A self contained distributable from Concedo that exposes llama.cpp function bindings, allowing it to be used via a simulated Kobold API endpoint.

What does it mean? You get llama.cpp with a fancy UI, persistent stories, editing tools, save formats, memory, world info, author's note, characters, scenarios and everything Kobold and Kobold Lite have to offer. In a tiny package under 1 MB in size, excluding model weights.

Preview

Usage

  • Download the latest release here or clone the repo.
  • Windows binaries are provided in the form of llamacpp-for-kobold.exe, which is a pyinstaller wrapper for llamacpp.dll and llamacpp_for_kobold.py. If you feel concerned, you may prefer to rebuild it yourself with the provided makefiles and scripts.
  • Weights are not included, you can use the quantize.exe to generate them from your official weight files (or download them from other places).
  • To run, execute llamacpp-for-kobold.exe or drag and drop your quantized ggml_model.bin file onto the .exe, and then connect with Kobold or Kobold Lite.
  • By default, you can connect to http://localhost:5001
  • You can also run it using the command line llamacpp-for-kobold.exe [ggml_model.bin] [port]. For info, please check llamacpp-for-kobold.exe --help
  • If you are having crashes or issues with OpenBLAS, please try the --noblas flag.

OSX and Linux

  • You will have to compile your binaries from source.
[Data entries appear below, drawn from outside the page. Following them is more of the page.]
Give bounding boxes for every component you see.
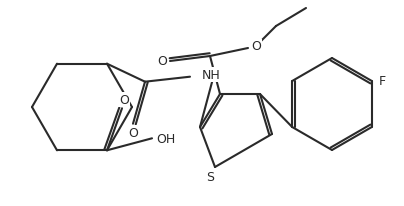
Text: O: O [251,40,261,53]
Text: O: O [157,55,167,68]
Text: S: S [206,171,214,184]
Text: O: O [119,93,129,106]
Text: OH: OH [156,132,176,145]
Text: F: F [378,75,385,88]
Text: O: O [128,126,138,139]
Text: NH: NH [202,69,221,82]
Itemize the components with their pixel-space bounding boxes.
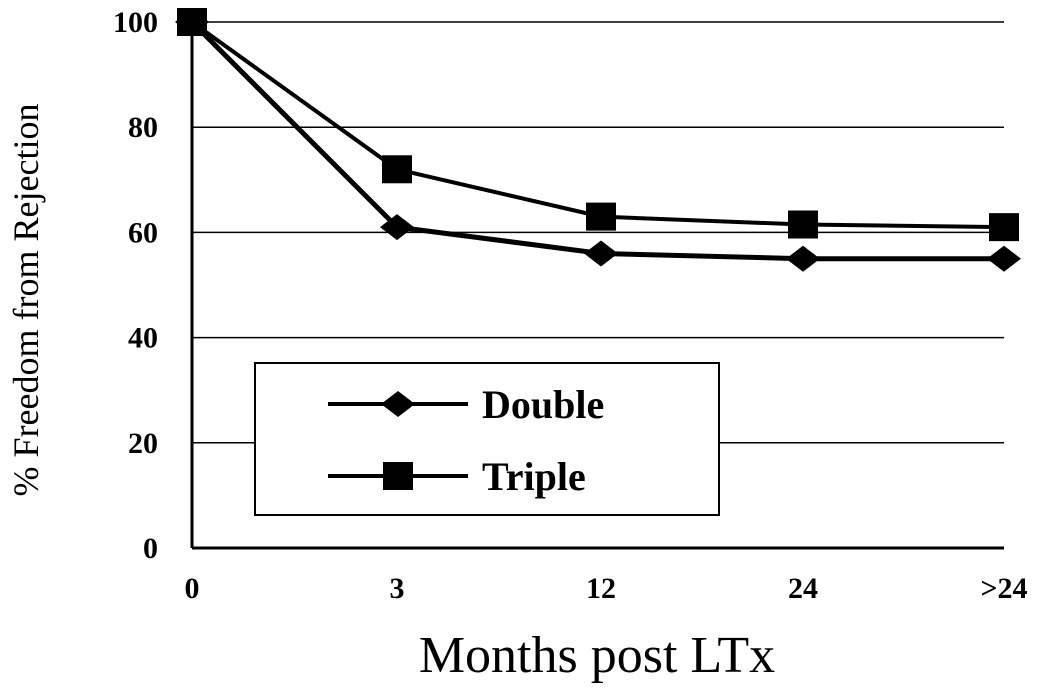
legend-items: Double Triple — [328, 382, 604, 499]
series-double — [175, 9, 1021, 272]
diamond-marker — [786, 245, 820, 272]
series-triple — [177, 8, 1019, 242]
square-marker — [989, 213, 1019, 242]
y-tick-label: 100 — [113, 6, 158, 39]
legend-label: Triple — [482, 454, 586, 499]
legend-item-triple: Triple — [328, 454, 586, 499]
legend: Double Triple — [254, 362, 720, 516]
legend-box — [254, 362, 720, 516]
series — [175, 8, 1021, 272]
y-axis-title: % Freedom from Rejection — [6, 104, 46, 497]
axes — [190, 22, 1004, 550]
x-tick-label: >24 — [980, 572, 1027, 605]
series-line-triple — [190, 20, 1005, 230]
y-tick-label: 20 — [128, 427, 158, 460]
legend-square-marker — [383, 462, 413, 490]
y-tick-label: 0 — [143, 532, 158, 565]
diamond-marker — [584, 240, 618, 267]
x-axis-title: Months post LTx — [419, 627, 775, 684]
x-tick-label: 24 — [788, 572, 818, 605]
square-marker — [382, 155, 412, 184]
x-tick-label: 3 — [390, 572, 405, 605]
diamond-marker — [380, 214, 414, 241]
x-tick-labels: 0 3 12 24 >24 — [185, 572, 1028, 605]
diamond-marker — [987, 245, 1021, 272]
square-marker — [586, 202, 616, 231]
legend-item-double: Double — [328, 382, 604, 427]
x-tick-label: 0 — [185, 572, 200, 605]
legend-diamond-marker — [381, 391, 415, 417]
y-tick-label: 80 — [128, 111, 158, 144]
square-marker — [788, 210, 818, 239]
y-tick-label: 40 — [128, 322, 158, 355]
gridlines — [192, 21, 1004, 444]
y-tick-labels: 0 20 40 60 80 100 — [113, 6, 158, 565]
x-tick-label: 12 — [586, 572, 616, 605]
y-tick-label: 60 — [128, 216, 158, 249]
square-marker — [177, 8, 207, 36]
legend-label: Double — [482, 382, 604, 427]
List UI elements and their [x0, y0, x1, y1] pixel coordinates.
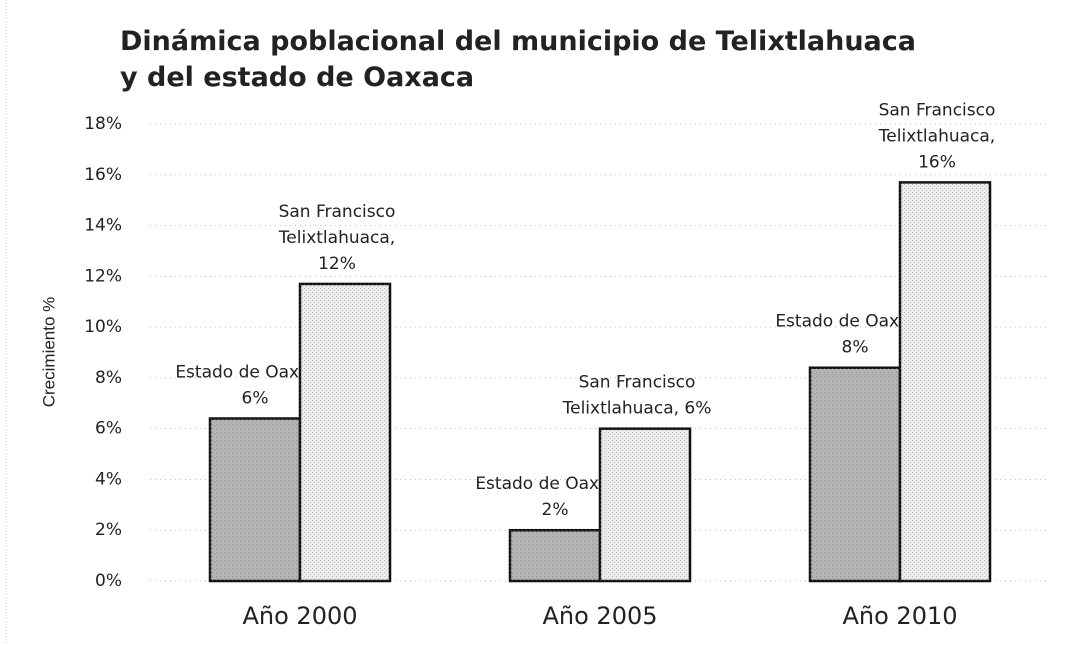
data-label: Estado de Oaxaca, 6%	[175, 363, 334, 409]
data-label: San Francisco Telixtlahuaca, 6%	[562, 373, 712, 419]
y-tick-label: 4%	[95, 469, 122, 489]
y-tick-label: 12%	[84, 266, 122, 286]
x-tick-label: Año 2005	[542, 602, 657, 630]
y-axis-label: Crecimiento %	[39, 297, 58, 408]
chart-title: Dinámica poblacional del municipio de Te…	[120, 26, 916, 93]
y-tick-label: 2%	[95, 520, 122, 540]
y-tick-label: 18%	[84, 114, 122, 134]
y-tick-label: 14%	[84, 216, 122, 236]
bar	[208, 417, 302, 583]
x-tick-label: Año 2010	[842, 602, 957, 630]
y-tick-label: 16%	[84, 165, 122, 185]
bar	[598, 427, 692, 583]
y-tick-label: 0%	[95, 571, 122, 591]
bar	[508, 528, 602, 583]
x-tick-label: Año 2000	[242, 602, 357, 630]
y-tick-label: 6%	[95, 419, 122, 439]
data-label: Estado de Oaxaca, 2%	[475, 474, 634, 520]
y-tick-label: 10%	[84, 317, 122, 337]
data-label: Estado de Oaxaca, 8%	[775, 312, 934, 358]
y-tick-label: 8%	[95, 368, 122, 388]
bar	[898, 181, 992, 583]
data-label: San Francisco Telixtlahuaca, 16%	[878, 100, 996, 172]
bar	[808, 366, 902, 583]
data-label: San Francisco Telixtlahuaca, 12%	[278, 202, 396, 274]
bar	[298, 282, 392, 583]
A makefile is provided, simply run make
  • After all binaries are built, you can run the python script with the command llamacpp_for_kobold.py [ggml_model.bin] [port]

Considerations

  • Don't want to use pybind11 due to dependencies on MSVCC
  • ZERO or MINIMAL changes as possible to main.cpp - do not move their function declarations elsewhere!
  • Leave main.cpp UNTOUCHED, We want to be able to update the repo and pull any changes automatically.
  • No dynamic memory allocation! Setup structs with FIXED (known) shapes and sizes for ALL output fields. Python will ALWAYS provide the memory, we just write to it.
  • No external libraries or dependencies. That means no Flask, Pybind and whatever. All You Need Is Python.
  • Since v1.0.6, requires libopenblas, the prebuilt windows binaries are included in this repo. If not found, it will fall back to a mode without BLAS.

License

  • The original GGML library and llama.cpp by ggerganov are licensed under the MIT License
  • However, Kobold Lite is licensed under the AGPL v3.0 License
  • The provided python ctypes bindings in llamacpp.dll are also under the AGPL v3.0 License

Notes

  • There is a fundamental flaw with llama.cpp, which causes generation delay to scale linearly with original prompt length. If you care, please contribute to this discussion which, if resolved, will actually make this viable.